Apabila seorang suami berkecukupan, seyogyanya ia tidak mengambil milik istri. Begitu pun sebaliknya, istri yang berpenghasilan, sementara suaminya masih dalam kondisi ekonomi yang kurang, disyariatkan baginya untuk membantu suami, memberikan bantuan apa yang ia mampu untuk menopang kehidupan keluarga dengan jiwa yang rida.

Betapa indahnya, apabila seorang istri bisa melakukan sebagaimana yang diperbuat Zainab, istri Ibnu Mas’ud, dan bertindak seperti petunjuk Nabi Shallallahu ‘alaihi wa sallam kepadanya.

Al Bukhari meriwayatkan hadits Abu Sa’id Radhiyallahu ‘anhu dalam Shahihnya, ia berkata:

 "Dari Abu Sa’id al Khudri Radhiyallahu anhu : … Zainab, isteri Ibnu Mas’ud datang meminta izin untuk bertemu. Ada yang memberitahu: “Wahai Rasulullah, ini adalah Zainab,” beliau bertanya,”Zainab yang mana?” Maka ada yang menjawab: “(Zainab) isteri Ibnu Mas’ud,” beliau menjawab,”Baiklah. Izinkanlah dirinya,” maka ia (Zainab) berkata: “Wahai, Nabi Allah. Hari ini engkau memerintahkan untuk bersedekah. Sedangkan aku mempunyai perhiasan dan ingin bersedekah. Namun Ibnu Mas’ud mengatakan bahwa dirinya dan anaknya lebih berhak menerima sedekahku,” Nabi bersabda,”Ibnu Mas’ud berkata benar. Suami dan anakmu lebih berhak menerima sedekahmu.” Dalam lafazh lain, Nabi Shallallahu ‘alaihi wa salllam menambahkan:

 "Benar, ia mendapatkan dua pahala, pahala menjalin tali kekerabatan dan pahala sedekah.”

Dalam masalah sedekah kepada suami, terdapat sebuah teladan monumental telah dipahat oleh Ummul Mukminin Khadijah, yaitu beliau membantu Rasulullah Shallallahu ‘alaihi wa sallam dengan jiwa, raga dan benda. Sungguh sebuah peranan yang besar seorang isteri bagi suaminya.

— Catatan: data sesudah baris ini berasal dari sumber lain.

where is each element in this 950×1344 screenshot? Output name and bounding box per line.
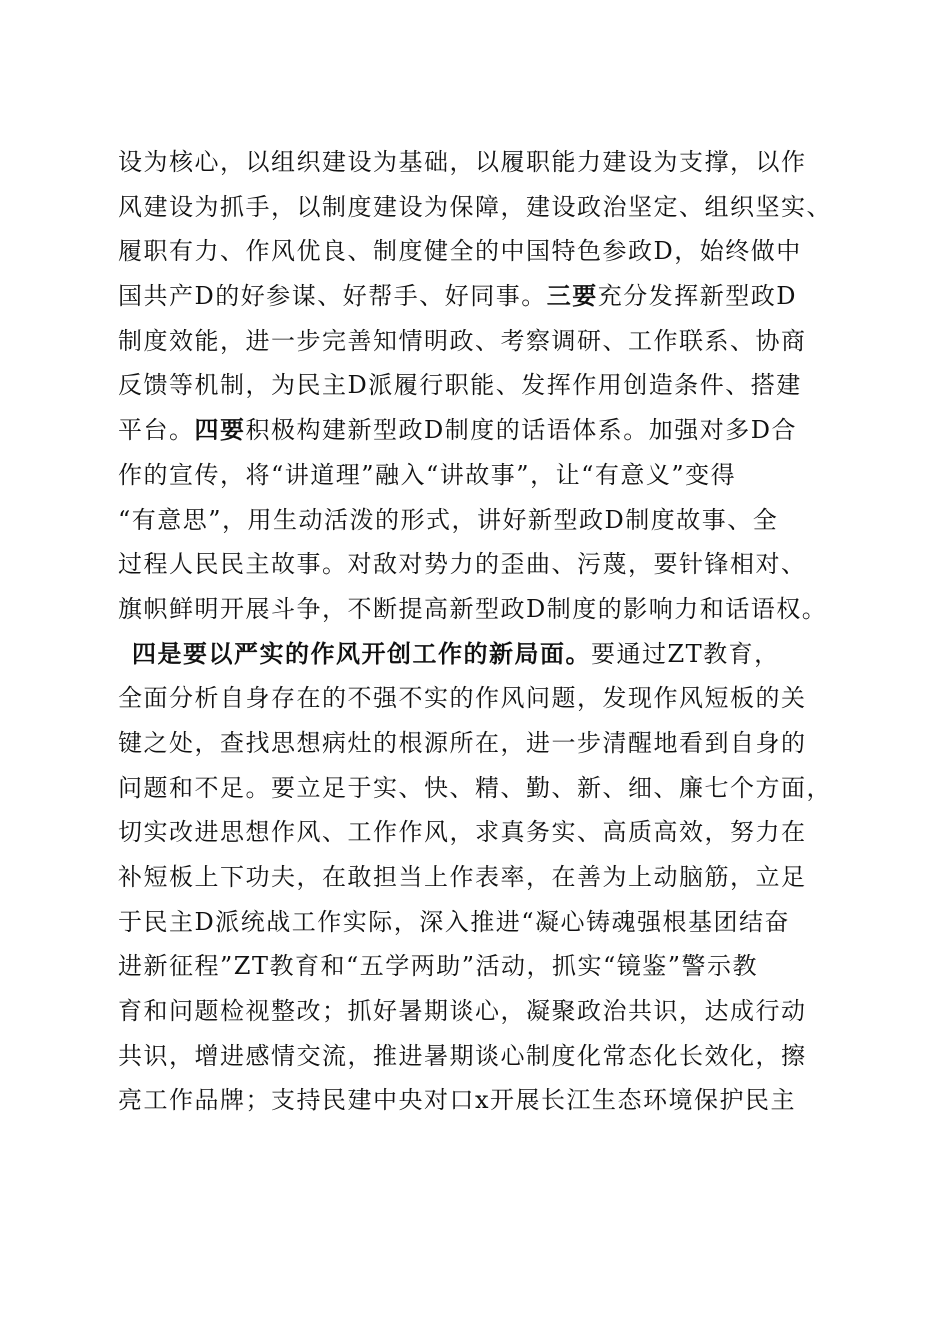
text-run: 育和问题检视整改；抓好暑期谈心，凝聚政治共识，达成行动 [118,997,807,1026]
bold-lead-phrase: 四要 [194,415,246,445]
paragraph-line [118,1034,838,1079]
text-run: 切实改进思想作风、工作作风，求真务实、高质高效，努力在 [118,818,807,847]
text-run: 国共产D的好参谋、好帮手、好同事。 [118,282,547,311]
bold-heading-phrase: 四是要以严实的作风开创工作的新局面。 [132,638,591,668]
paragraph-line [118,989,838,1034]
text-run: “有意思”，用生动活泼的形式，讲好新型政D制度故事、全 [118,505,779,534]
text-run: 键之处，查找思想病灶的根源所在，进一步清醒地看到自身的 [118,728,807,757]
text-run: 补短板上下功夫，在敢担当上作表率，在善为上动脑筋，立足 [118,863,807,891]
document-body [118,140,838,1123]
paragraph-line [118,408,838,453]
text-run: 亮工作品牌；支持民建中央对口x开展长江生态环境保护民主 [118,1086,797,1115]
text-run: 全面分析自身存在的不强不实的作风问题，发现作风短板的关 [118,684,807,713]
text-run: 旗帜鲜明开展斗争，不断提高新型政D制度的影响力和话语权。 [118,594,828,623]
text-run: 风建设为抓手，以制度建设为保障，建设政治坚定、组织坚实、 [118,192,832,221]
paragraph-line [118,498,838,543]
text-run: 制度效能，进一步完善知情明政、考察调研、工作联系、协商 [118,326,807,355]
text-run: 充分发挥新型政D [597,282,797,311]
text-run: 过程人民民主故事。对敌对势力的歪曲、污蔑，要针锋相对、 [118,550,807,579]
text-run: 反馈等机制，为民主D派履行职能、发挥作用创造条件、搭建 [118,371,802,400]
text-run: 要通过ZT教育， [591,639,780,668]
paragraph-line [118,542,838,587]
paragraph-line [118,229,838,274]
paragraph-line [118,140,838,185]
paragraph-line [118,1078,838,1123]
text-run: 履职有力、作风优良、制度健全的中国特色参政D，始终做中 [118,237,802,266]
paragraph-line [118,274,838,319]
paragraph-line [118,721,838,766]
text-run: 问题和不足。要立足于实、快、精、勤、新、细、廉七个方面， [118,773,832,802]
bold-lead-phrase: 三要 [546,281,598,311]
paragraph-line [118,676,838,721]
text-run: 设为核心，以组织建设为基础，以履职能力建设为支撑，以作 [118,148,807,176]
paragraph-line [118,855,838,900]
paragraph-line [118,363,838,408]
text-run: 共识，增进感情交流，推进暑期谈心制度化常态化长效化，擦 [118,1041,807,1070]
paragraph-line [118,766,838,811]
text-run: 作的宣传，将“讲道理”融入“讲故事”，让“有意义”变得 [118,460,737,489]
paragraph-line [118,587,838,632]
paragraph-line [118,319,838,364]
text-run: 平台。 [118,416,195,445]
paragraph-line [118,185,838,230]
text-run: 积极构建新型政D制度的话语体系。加强对多D合 [245,416,797,445]
paragraph-line [118,632,838,677]
paragraph-line [118,900,838,945]
paragraph-line [118,810,838,855]
text-run: 进新征程”ZT教育和“五学两助”活动，抓实“镜鉴”警示教 [118,952,759,981]
paragraph-line [118,944,838,989]
paragraph-line [118,453,838,498]
text-run: 于民主D派统战工作实际，深入推进“凝心铸魂强根基团结奋 [118,907,791,936]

Oleh karena itu, sangat penting diperhatikan oleh para wanita bahwa untuk menjadi istri yang baik dapat mengelola uang dan harta milik pribadinya secara bijak, membelanjakan untuk keperluan yang bermanfaat  bagi dirinya di dunia dan akhirat, serta tidak berbuat boros yang bisa mendatangkan kerugian baginya.